The school board in Gobles, a 1,000-student district on Lake Michigan, voted Feb. 14 to send Gov. James J. Blanchard an iou for $15,000 representing the state income tax deducted from the pay of the district's 89 employees.

Gobles school officials say they will keep the quarterly payment, due March 15, in a bank account until Governor Blanchard releases $142,000 in state aid to the district.

Last month, the Governor deferred $500 million in aid to schools and local governments to avert a cash-flow crisis. He has not said how long the aid will remain frozen.

Gobles officials concede their protest may get them into trouble. "I suspect we may hear from the state," said Superintendent Gerald Bosshard.

"I don't know who they're going to put in jail if it should come to that," he added, but he conceded he has packed his toothbrush just in case.

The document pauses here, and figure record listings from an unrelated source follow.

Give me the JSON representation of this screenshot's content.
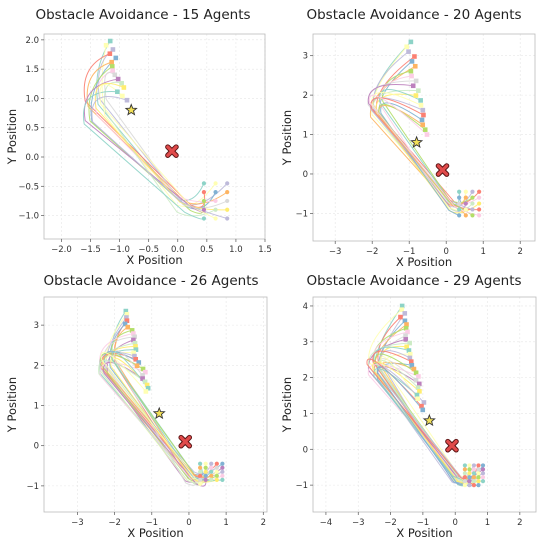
{
  "figure": {
    "colors": {
      "palette": [
        "#8dd3c7",
        "#ffffb3",
        "#bebada",
        "#fb8072",
        "#80b1d3",
        "#fdb462",
        "#b3de69",
        "#fccde5",
        "#d9d9d9",
        "#bc80bd",
        "#ccebc5",
        "#ffed6f"
      ],
      "obstacle": "#e04b4b",
      "star": "#f2e057",
      "grid": "#e6e6e6",
      "axes_edge": "#bbbbbb"
    }
  },
  "chart_data": [
    {
      "type": "line",
      "title": "Obstacle Avoidance - 15 Agents",
      "xlabel": "X Position",
      "ylabel": "Y Position",
      "xlim": [
        -2.3,
        1.5
      ],
      "ylim": [
        -1.4,
        2.1
      ],
      "xticks": [
        -2.0,
        -1.5,
        -1.0,
        -0.5,
        0.0,
        0.5,
        1.0,
        1.5
      ],
      "yticks": [
        -1.0,
        -0.5,
        0.0,
        0.5,
        1.0,
        1.5,
        2.0
      ],
      "xtick_labels": [
        "−2.0",
        "−1.5",
        "−1.0",
        "−0.5",
        "0.0",
        "0.5",
        "1.0",
        "1.5"
      ],
      "ytick_labels": [
        "−1.0",
        "−0.5",
        "0.0",
        "0.5",
        "1.0",
        "1.5",
        "2.0"
      ],
      "grid": true,
      "n_agents": 15,
      "goal_grid": {
        "x0": 0.45,
        "dx": 0.2,
        "cols": 3,
        "y0": -0.45,
        "dy": -0.15,
        "rows": 5
      },
      "start_arc": {
        "x_top": -1.2,
        "y_top": 1.98,
        "x_bot": -0.92,
        "y_bot": 0.97
      },
      "obstacle": [
        -0.1,
        0.1
      ],
      "star": [
        -0.8,
        0.8
      ],
      "path_corner_x": -1.55,
      "path_corner_y": 0.8,
      "path_end": [
        0.3,
        -0.85
      ]
    },
    {
      "type": "line",
      "title": "Obstacle Avoidance - 20 Agents",
      "xlabel": "X Position",
      "ylabel": "Y Position",
      "xlim": [
        -3.6,
        2.4
      ],
      "ylim": [
        -1.7,
        3.55
      ],
      "xticks": [
        -3,
        -2,
        -1,
        0,
        1,
        2
      ],
      "yticks": [
        -1,
        0,
        1,
        2,
        3
      ],
      "xtick_labels": [
        "−3",
        "−2",
        "−1",
        "0",
        "1",
        "2"
      ],
      "ytick_labels": [
        "−1",
        "0",
        "1",
        "2",
        "3"
      ],
      "grid": true,
      "n_agents": 20,
      "goal_grid": {
        "x0": 0.35,
        "dx": 0.18,
        "cols": 4,
        "y0": -0.45,
        "dy": -0.15,
        "rows": 5
      },
      "start_arc": {
        "x_top": -1.0,
        "y_top": 3.35,
        "x_bot": -0.6,
        "y_bot": 1.0
      },
      "obstacle": [
        -0.1,
        0.1
      ],
      "star": [
        -0.8,
        0.8
      ],
      "path_corner_x": -2.0,
      "path_corner_y": 1.6,
      "path_end": [
        0.3,
        -0.85
      ]
    },
    {
      "type": "line",
      "title": "Obstacle Avoidance - 26 Agents",
      "xlabel": "X Position",
      "ylabel": "Y Position",
      "xlim": [
        -3.9,
        2.1
      ],
      "ylim": [
        -1.65,
        3.7
      ],
      "xticks": [
        -3,
        -2,
        -1,
        0,
        1,
        2
      ],
      "yticks": [
        -1,
        0,
        1,
        2,
        3
      ],
      "xtick_labels": [
        "−3",
        "−2",
        "−1",
        "0",
        "1",
        "2"
      ],
      "ytick_labels": [
        "−1",
        "0",
        "1",
        "2",
        "3"
      ],
      "grid": true,
      "n_agents": 26,
      "goal_grid": {
        "x0": 0.3,
        "dx": 0.15,
        "cols": 5,
        "y0": -0.45,
        "dy": -0.1,
        "rows": 6
      },
      "start_arc": {
        "x_top": -1.75,
        "y_top": 3.35,
        "x_bot": -1.1,
        "y_bot": 1.35
      },
      "obstacle": [
        -0.1,
        0.1
      ],
      "star": [
        -0.8,
        0.8
      ],
      "path_corner_x": -2.3,
      "path_corner_y": 1.9,
      "path_end": [
        0.25,
        -0.85
      ]
    },
    {
      "type": "line",
      "title": "Obstacle Avoidance - 29 Agents",
      "xlabel": "X Position",
      "ylabel": "Y Position",
      "xlim": [
        -4.4,
        2.5
      ],
      "ylim": [
        -1.75,
        4.25
      ],
      "xticks": [
        -4,
        -3,
        -2,
        -1,
        0,
        1,
        2
      ],
      "yticks": [
        -1,
        0,
        1,
        2,
        3,
        4
      ],
      "xtick_labels": [
        "−4",
        "−3",
        "−2",
        "−1",
        "0",
        "1",
        "2"
      ],
      "ytick_labels": [
        "−1",
        "0",
        "1",
        "2",
        "3",
        "4"
      ],
      "grid": true,
      "n_agents": 29,
      "goal_grid": {
        "x0": 0.3,
        "dx": 0.14,
        "cols": 5,
        "y0": -0.45,
        "dy": -0.11,
        "rows": 6
      },
      "start_arc": {
        "x_top": -1.7,
        "y_top": 4.0,
        "x_bot": -1.0,
        "y_bot": 1.1
      },
      "obstacle": [
        -0.1,
        0.1
      ],
      "star": [
        -0.8,
        0.8
      ],
      "path_corner_x": -2.6,
      "path_corner_y": 2.2,
      "path_end": [
        0.25,
        -0.9
      ]
    }
  ]
}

State officials say arrests are unlikely but they plan to deal swiftly with the tax protest. Deputy State Treasurer Douglas Trezise said his department will "quickly inform Gobles officials about the added interest in penalties attached to delinquent payments."

He added, "If we have to, we can take the assessment out of future state aid. I am hoping we won't be forced to do that."

Mr. Trezise said districts with severe financial problems sometimes send income-tax payments in late, but he could not remember similar tax protests in his eight years with the treasury department.

Mr. Bosshart said the school board became frustrated while struggling to draft the district's budget without knowing how much state aid to expect.

"Last year, we lost $52,000 in executive-order cuts" under former Michigan Gov. William Milliken, Mr. Bosshard said, "There's a good chance we won't see the money this year."

The Gobles board's decision came without the advice of its lawyer and over the objections of its president, David Barber, who was outvoted six to one.

"I just don't like to see us doing anything illegal," Mr. Barber said. "We've got no right to fool around with the employees' paychecks. It sets a bad example for the students."